Aparna: Yeah, I mean, I think there is also a lot of conversation going on right now about, especially with Meta’s claim that pre-training is more important than, and fine-tuning. I think that it may not hold true for all tasks, all domains, but something like a language model for specifically like medical diagnosis might benefit more from fine-tuning than something like this example here, where it was just conversations. So I think there’s still a lot to be experimented with. What is the boundaries of fine tuning versus where it’s the boundaries of alignment with the boundaries of really just a whole new language model A. And then, of course, with all this prompt engineering, and in context funding. And I think those lines are very, very blurry right now. There’s kind of a general arc of where you stop seeing marginal returns on each one of these. So you first try the easy approach in context prompting, and then you can go to the harder and harder approaches.

But I’d love to see some of these LLMs being deployed in those use cases like hospitals, for us to see where they landed on it themselves.

Jason: Yeah. So there’s a question on fine tuning here in RLHF, and do we help with that?

So, we’re an observability platform, and we’re typically looking at analyzing results. So if you’re thinking of actually training a model there’s a couple of places I probably would point to you for fine tuning. We actually have a session we’re doing with Anyscale, on Thursday, where we’re doing fine tuning.  So, if you’re in San Francisco, that’s a Thursday event. 

But Mosaic or Anyscale could be places to go . If you’re a corporation or or company trying to do something somewhat complex, Anyscale is slightly more open source.
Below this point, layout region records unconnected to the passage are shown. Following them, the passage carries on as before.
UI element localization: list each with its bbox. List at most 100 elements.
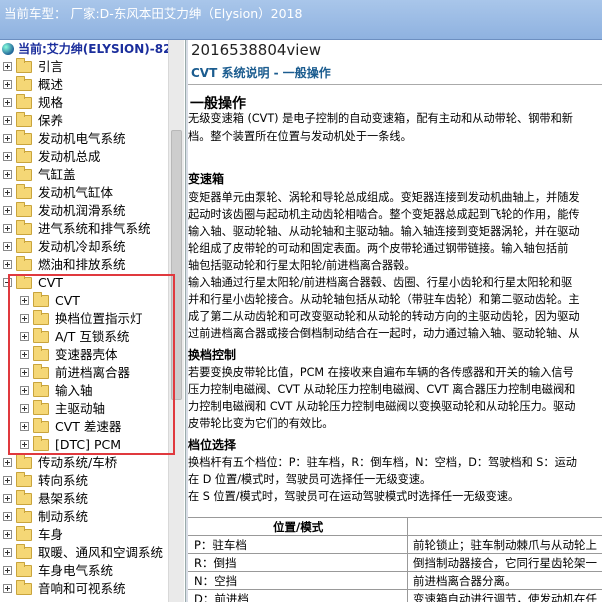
expand-icon[interactable]	[3, 98, 12, 107]
expand-icon[interactable]	[3, 260, 12, 269]
tree-item-label: 引言	[38, 59, 64, 74]
expand-icon[interactable]	[3, 170, 12, 179]
expand-icon[interactable]	[3, 512, 12, 521]
expand-icon[interactable]	[3, 530, 12, 539]
tree-item-label: 规格	[38, 95, 64, 110]
tree-item-label: 燃油和排放系统	[38, 257, 126, 272]
expand-icon[interactable]	[3, 62, 12, 71]
expand-icon[interactable]	[3, 152, 12, 161]
cvt-highlight-box	[8, 274, 175, 455]
expand-icon[interactable]	[3, 242, 12, 251]
folder-icon	[16, 526, 32, 541]
body-line: 皮带轮比变为它们的有效比。	[188, 417, 334, 430]
intro-line: 无级变速箱 (CVT) 是电子控制的自动变速箱，配有主动和从动带轮、钢带和新	[188, 112, 573, 125]
expand-icon[interactable]	[3, 224, 12, 233]
expand-icon[interactable]	[3, 584, 12, 593]
section-title-position: 档位选择	[188, 438, 237, 452]
expand-icon[interactable]	[3, 566, 12, 575]
expand-icon[interactable]	[3, 134, 12, 143]
folder-icon	[16, 256, 32, 271]
tree-item-label: 音响和可视系统	[38, 581, 126, 596]
folder-icon	[16, 148, 32, 163]
tree-item-label: 车身	[38, 527, 64, 542]
tree-item-label: 发动机润滑系统	[38, 203, 126, 218]
expand-icon[interactable]	[3, 80, 12, 89]
body-line: 若要变换皮带轮比值，PCM 在接收来自遍布车辆的各传感器和开关的输入信号	[188, 366, 574, 379]
tree-item-label: 进气系统和排气系统	[38, 221, 151, 236]
section-title-shift-control: 换档控制	[188, 348, 237, 362]
body-line: 输入轴通过行星太阳轮/前进档离合器毂、齿圈、行星小齿轮和行星太阳轮和驱	[188, 276, 573, 289]
table-cell-desc: 变速箱自动进行调节，使发动机在任	[413, 592, 597, 602]
tree-item-label: 传动系统/车桥	[38, 455, 118, 470]
tree-root-label: 当前:艾力绅(ELYSION)-82	[18, 42, 172, 56]
folder-icon	[16, 472, 32, 487]
tree-item-label: 发动机电气系统	[38, 131, 126, 146]
table-row: R：倒挡 倒挡制动器接合，它同行星齿轮架一	[188, 553, 602, 571]
expand-icon[interactable]	[3, 494, 12, 503]
table-cell-mode: D：前进档	[194, 592, 249, 602]
divider	[188, 84, 602, 85]
folder-icon	[16, 184, 32, 199]
expand-icon[interactable]	[3, 476, 12, 485]
folder-icon	[16, 490, 32, 505]
folder-icon	[16, 220, 32, 235]
table-cell-mode: N：空挡	[194, 574, 238, 588]
body-line: 轴包括驱动轮和行星太阳轮/前进档离合器毂。	[188, 259, 416, 272]
table-row: P：驻车档 前轮锁止；驻车制动棘爪与从动轮上	[188, 535, 602, 553]
table-row: N：空挡 前进档离合器分离。	[188, 571, 602, 589]
table-cell-desc: 前进档离合器分离。	[413, 574, 517, 588]
folder-icon	[16, 166, 32, 181]
expand-icon[interactable]	[3, 206, 12, 215]
table-cell-desc: 倒挡制动器接合，它同行星齿轮架一	[413, 556, 597, 570]
folder-icon	[16, 238, 32, 253]
tree-item-label: 车身电气系统	[38, 563, 114, 578]
tree-item-label: 保养	[38, 113, 64, 128]
body-line: 轮组成了皮带轮的可动和固定表面。两个皮带轮通过钢带链接。输入轴包括前	[188, 242, 569, 255]
table-cell-mode: R：倒挡	[194, 556, 237, 570]
body-line: 变矩器单元由泵轮、涡轮和导轮总成组成。变矩器连接到发动机曲轴上，并随发	[188, 191, 580, 204]
folder-icon	[16, 58, 32, 73]
globe-icon	[2, 43, 14, 55]
folder-icon	[16, 130, 32, 145]
folder-icon	[16, 508, 32, 523]
folder-icon	[16, 580, 32, 595]
folder-icon	[16, 76, 32, 91]
folder-icon	[16, 202, 32, 217]
folder-icon	[16, 454, 32, 469]
body-line: 起动时该齿圈与起动机主动齿轮相啮合。整个变矩器总成起到飞轮的作用，能传	[188, 208, 580, 221]
tree-item-label: 发动机气缸体	[38, 185, 114, 200]
tree-item-label: 发动机总成	[38, 149, 101, 164]
folder-icon	[16, 112, 32, 127]
content-pane: 2016538804view CVT 系统说明 - 一般操作 一般操作 无级变速…	[188, 40, 602, 602]
body-line: 在 D 位置/模式时，驾驶员可选择任一无级变速。	[188, 473, 432, 486]
tree-item-label: 概述	[38, 77, 64, 92]
tree-item-label: 转向系统	[38, 473, 89, 488]
table-header: 位置/模式	[273, 520, 324, 534]
table-row: D：前进档 变速箱自动进行调节，使发动机在任	[188, 589, 602, 602]
table-header-row: 位置/模式	[188, 517, 602, 535]
body-line: 在 S 位置/模式时，驾驶员可在运动驾驶模式时选择任一无级变速。	[188, 490, 520, 503]
body-line: 力控制电磁阀和 CVT 从动轮压力控制电磁阀以变换驱动轮和从动轮压力。驱动	[188, 400, 576, 413]
folder-icon	[16, 562, 32, 577]
tree-item-label: 制动系统	[38, 509, 89, 524]
body-line: 输入轴、驱动轮轴、从动轮轴和主驱动轴。输入轴连接到变矩器涡轮，并在驱动	[188, 225, 580, 238]
expand-icon[interactable]	[3, 458, 12, 467]
document-id: 2016538804view	[191, 41, 321, 59]
table-cell-desc: 前轮锁止；驻车制动棘爪与从动轮上	[413, 538, 597, 552]
tree-item-label: 取暖、通风和空调系统	[38, 545, 164, 560]
folder-icon	[16, 544, 32, 559]
document-subtitle: CVT 系统说明 - 一般操作	[191, 66, 331, 80]
expand-icon[interactable]	[3, 188, 12, 197]
tree-item-label: 发动机冷却系统	[38, 239, 126, 254]
body-line: 过前进档离合器或接合倒档制动结合在一起时，动力通过输入轴、驱动轮轴、从	[188, 327, 580, 340]
body-line: 并和行星小齿轮接合。从动轮轴包括从动轮（带驻车齿轮）和第二驱动齿轮。主	[188, 293, 580, 306]
body-line: 压力控制电磁阀、CVT 从动轮压力控制电磁阀、CVT 离合器压力控制电磁阀和	[188, 383, 576, 396]
folder-icon	[16, 94, 32, 109]
expand-icon[interactable]	[3, 116, 12, 125]
body-line: 成了第二从动齿轮和可改变驱动轮和从动轮的转动方向的主驱动齿轮，因为驱动	[188, 310, 580, 323]
section-title-transmission: 变速箱	[188, 172, 225, 186]
title-bar: 当前车型： 厂家:D-东风本田艾力绅（Elysion）2018	[0, 0, 602, 40]
expand-icon[interactable]	[3, 548, 12, 557]
intro-line: 档。整个装置所在位置与发动机处于一条线。	[188, 130, 412, 143]
tree-item-label: 气缸盖	[38, 167, 76, 182]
You know, Mosaic is probably larger but has bigger foundational models. And then if you just want to do something smaller privately, I’ll drop a note. Hugging Face has some good examples–they put out some open source libraries for fine-tuning, and I feel like there’s a lot in that and the write up, and different ways you can do it. But tons of examples out there for fine-tuning, if it’s a small model. And in a notebook that’s kind of where it maybe suggests. First, you know, get it working on a model something you can run in a co-lab and then extend out to something larger size, like Anyscale which will allow you to scale that out or Mosaic. 

So, that would be my recommendation. And then, once you’re done, we have tools to help you analyze results. 

Aparna: Cool awesome. Well, thanks everyone for being part, see you at the next one.